Directed by: Todd Field
Starring: Kate Winslet (Sarah), Patrick Wilson (Brad), Jennifer Connelly (Kathy), Jackie Earle Haley (Ronnie), Noah Emmerich (Larry), Phyllis Somerville (Ronnie’s Mom, May)
Language: English (English subtitles)
Genres: Infidelity, Old-Young
Plot – Spoilers:
Little Children is a collection of miserable characters whose interactions with each other breathes life into a stagnant suburb in Boston. Sarah (Kate Winslet) is the mother of a 3 year old girl who harbored ambitions of writing and even has a degree in Literature until marriage and the kid got in the way of her doctorate. She has zero connection with her husband, a branding consultant, who prefers to cloister himself in his room upstairs watching some B-grade pornography that gets his rocks off intensely. Even by 2006 standards, the stuff he’s so turned on by makes you wonder how poor his internet skills must be 🙂
Sarah hangs around a park and is kind of distant from her daughter while attempting to make polite conversation with the small-minded women there whose only claim to being alive is gossip. Into this boring and suffocating world arrives the good looking Brad (Patrick Wilson) who’s resigned to being a bar-exam failing loser, bossed around by his documentary filmmaker wife Kathy (Jennifer Connelly).
While Sarah and Brad find kinship in each other’s company, the small community they live in is disturbed by the arrival of a pedophile, Ronnie, who has served his sentence and decided to shack up at his mother’s place.
By the end of the movie, most of the characters find their misery alleviated in some way or the other.
Larry, the ex-cop who took out his frustrations of not being on the force anymore by bullying Ronnie, gets a chance at redemption.
Ronnie chops off his cock ensuring he will never be able to molest another kid.
Kathy rediscovers the value of Brad once she realizes she’s on her way to losing him.
Brad through his skateboarding accident figures his affair with Sarah was merely a way to feel alive again and that sport could easily replace Sarah effectively.
In all of this, Sarah appears to come off the worst. While she seems to accept her married fate, the key is that it is acceptance, not some kind of epiphany. You can almost imagine that the rest of her life will be one slow dimming away of the fire that was briefly lit.
Favourite Scenes (Massive Spoilers):
1. After Sarah buys a new red bathing suit, she wears it to the pool hoping to meet Brad there. As she walks out of the changing room and notices Brad, she lets out a small gasp and is filled with a happiness that was missing until that very moment.
2. Ronnie’s interactions with his mother.
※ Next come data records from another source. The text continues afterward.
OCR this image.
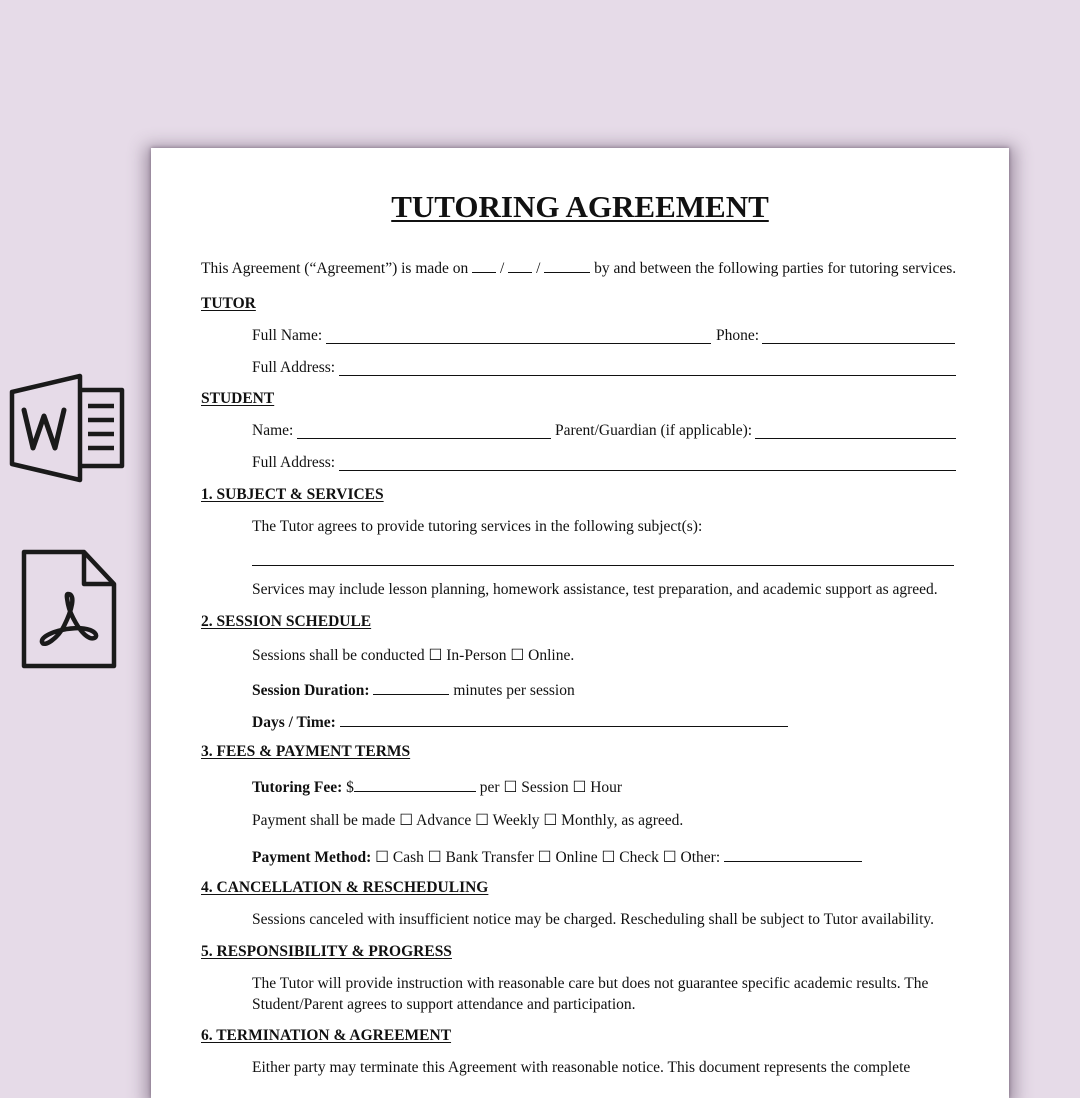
TUTORING AGREEMENT
This Agreement (“Agreement”) is made on / /	by and between the following parties for tutoring services.
TUTOR
Full Name:	Phone:
Full Address:
STUDENT
Name:	Parent/Guardian (if applicable):
Full Address:
1. SUBJECT & SERVICES
The Tutor agrees to provide tutoring services in the following subject(s):
Services may include lesson planning, homework assistance, test preparation, and academic support as agreed.
2. SESSION SCHEDULE
Sessions shall be conducted ☐ In-Person ☐ Online.
Session Duration:	minutes per session
Days / Time:
3. FEES & PAYMENT TERMS
Tutoring Fee: $	per ☐ Session ☐ Hour
Payment shall be made ☐ Advance ☐ Weekly ☐ Monthly, as agreed.
Payment Method: ☐ Cash ☐ Bank Transfer ☐ Online ☐ Check ☐ Other:
4. CANCELLATION & RESCHEDULING
Sessions canceled with insufficient notice may be charged. Rescheduling shall be subject to Tutor availability.
5. RESPONSIBILITY & PROGRESS
The Tutor will provide instruction with reasonable care but does not guarantee specific academic results. The
Student/Parent agrees to support attendance and participation.
6. TERMINATION & AGREEMENT
Either party may terminate this Agreement with reasonable notice. This document represents the complete
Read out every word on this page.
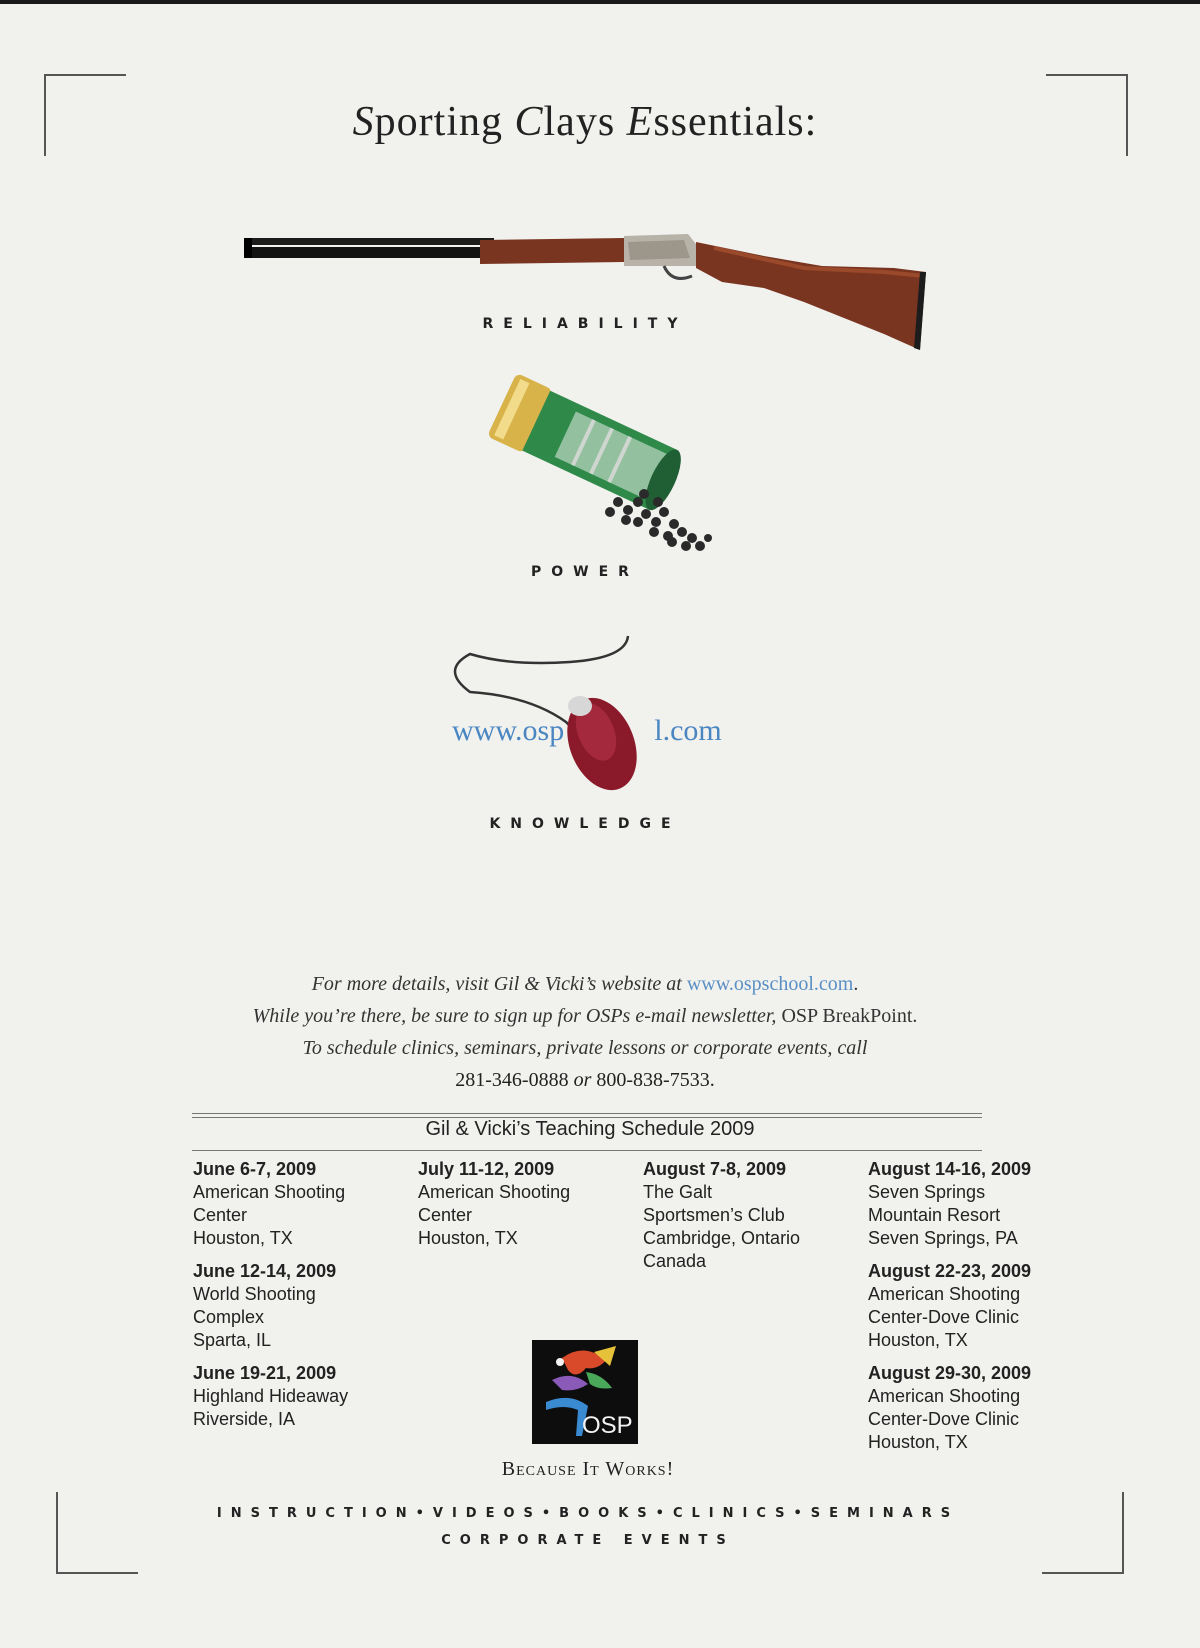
Sporting Clays Essentials:
RELIABILITY
POWER
www.osp	l.com
KNOWLEDGE
For more details, visit Gil & Vicki’s website at www.ospschool.com.
While you’re there, be sure to sign up for OSPs e-mail newsletter, OSP BreakPoint.
To schedule clinics, seminars, private lessons or corporate events, call
281-346-0888 or 800-838-7533.
Gil & Vicki’s Teaching Schedule 2009
June 6-7, 2009
American Shooting
Center
Houston, TX
June 12-14, 2009
World Shooting
Complex
Sparta, IL
June 19-21, 2009
Highland Hideaway
Riverside, IA
July 11-12, 2009
American Shooting
Center
Houston, TX
August 7-8, 2009
The Galt
Sportsmen’s Club
Cambridge, Ontario
Canada
August 14-16, 2009
Seven Springs
Mountain Resort
Seven Springs, PA
August 22-23, 2009
American Shooting
Center-Dove Clinic
Houston, TX
August 29-30, 2009
American Shooting
Center-Dove Clinic
Houston, TX
OSP
Because It Works!
INSTRUCTION•VIDEOS•BOOKS•CLINICS•SEMINARS
CORPORATE EVENTS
Unlike the rest of the world, Ronnie’s mom only sees her child and not a pedophile and sincerely believes that Ronnie can be cured if he finds a girlfriend. The scene where she lists out his attributes to put in a dating column advert is tragically comical and briefly humanizes Ronnie. There is also the simple note she writes him before her death that sends Ronnie into a tailspin of guilt and misery.